People who’ve always wanted to keep chickens will talk to you, too. For someone who wants chickens, all it takes is getting to know someone who’s taken the leap into chicken keeping to boost their confidence.

“Yes, you really can raise chickens! Let me tell you how.”

We chicken keepers might border on enabling, but we’re the antidotes to naysayers who disapprove of raising chickens.

3. Enlisting A Maintenance Crew

Your new flock of chickens is a maintenance crew that won’t mind working for its every meal—because when you’re a chicken, everything’s a meal and it’s always lunchtime somewhere.
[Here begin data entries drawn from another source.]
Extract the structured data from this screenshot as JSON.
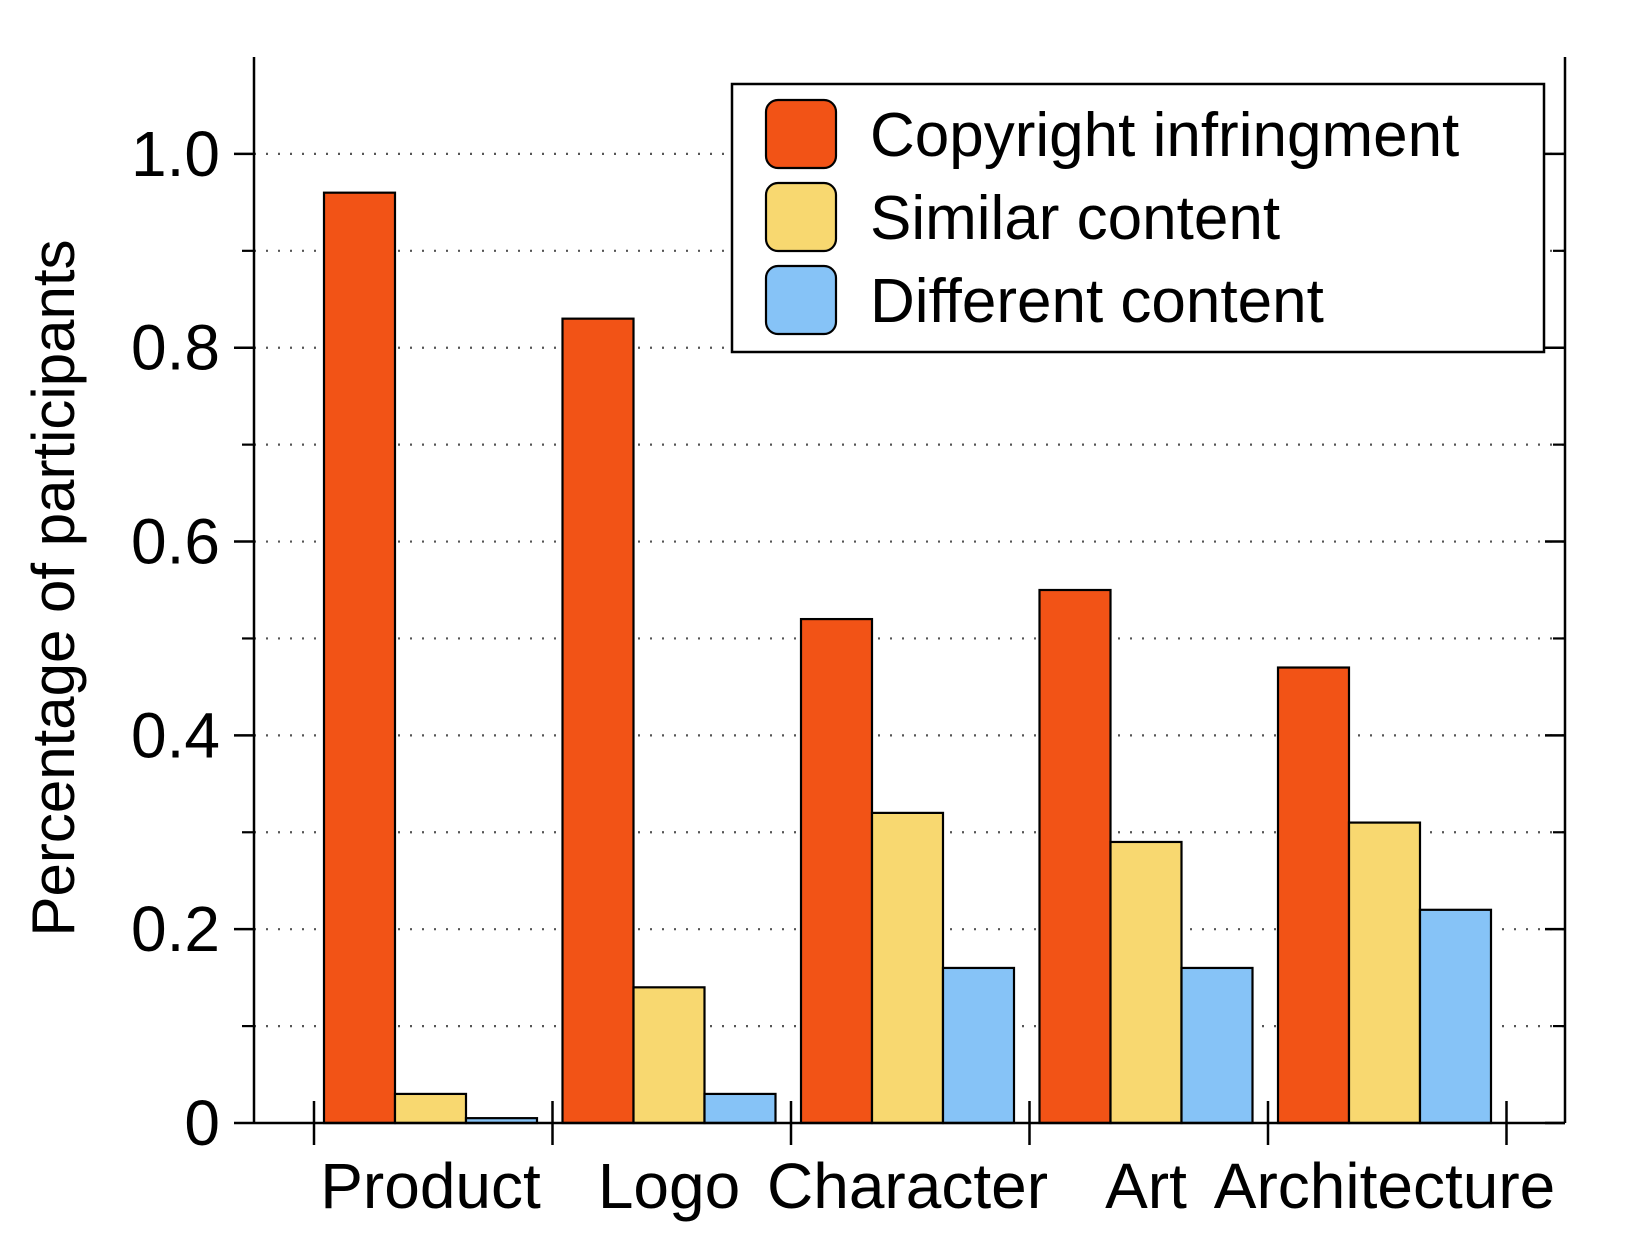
{
  "chart_data": {
    "type": "bar",
    "title": "",
    "xlabel": "",
    "ylabel": "Percentage of participants",
    "ylim": [
      0,
      1.1
    ],
    "yticks": [
      0,
      0.2,
      0.4,
      0.6,
      0.8,
      1.0
    ],
    "ytick_labels": [
      "0",
      "0.2",
      "0.4",
      "0.6",
      "0.8",
      "1.0"
    ],
    "minor_yticks": [
      0.1,
      0.3,
      0.5,
      0.7,
      0.9
    ],
    "grid": true,
    "grid_style": "dotted",
    "legend_position": "top-right",
    "categories": [
      "Product",
      "Logo",
      "Character",
      "Art",
      "Architecture"
    ],
    "series": [
      {
        "name": "Copyright infringment",
        "color": "#F25316",
        "values": [
          0.96,
          0.83,
          0.52,
          0.55,
          0.47
        ]
      },
      {
        "name": "Similar content",
        "color": "#F8D870",
        "values": [
          0.03,
          0.14,
          0.32,
          0.29,
          0.31
        ]
      },
      {
        "name": "Different content",
        "color": "#86C3F7",
        "values": [
          0.005,
          0.03,
          0.16,
          0.16,
          0.22
        ]
      }
    ]
  }
}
They will help you clean out the garden by turning soil and pecking away edible scraps. The most dedicated foragers will scratch through what you dig up from the ground, spreading soil and cleaning out grubs and other pests. If you bag grass when you mow, they’ll spread and turn it in the compost bin, or they will forage through and eat the trimmings if you leave them on the lawn.

4. Respecting The Process

Raising chickens inspires respect for the animals, their intelligence and their actual value as food producers. With the time, feed and water required for their bodies to produce an egg, grow new feathers, bathe and preen, and clean up pests, esteem for their seasonal abundance and off-season time off becomes a natural understanding. These are invaluable lessons of the day-to-day needs of the animals that produce what we eat. Appreciating the origins of our food is a gift often lost on urban dwellers.

5. Joining A Movement

Chicken keeping still isn’t mainstream, but it used to be, and it’s likely to be again. For now, you’ll be the weirdo in the neighborhood or the honorable crazy chicken lady, but that’s part of the fun. People seem to be increasingly reluctant about participating in the abuse of battery hens with their purchases, and they seem to be more aware of the energy it takes to transport our food from one place to another. The average distance our food travels is 1,200 miles from its origins to our grocery stores. Raising chickens, whether for eggs or meat, is activism. Quiet, cooing, clucking activism.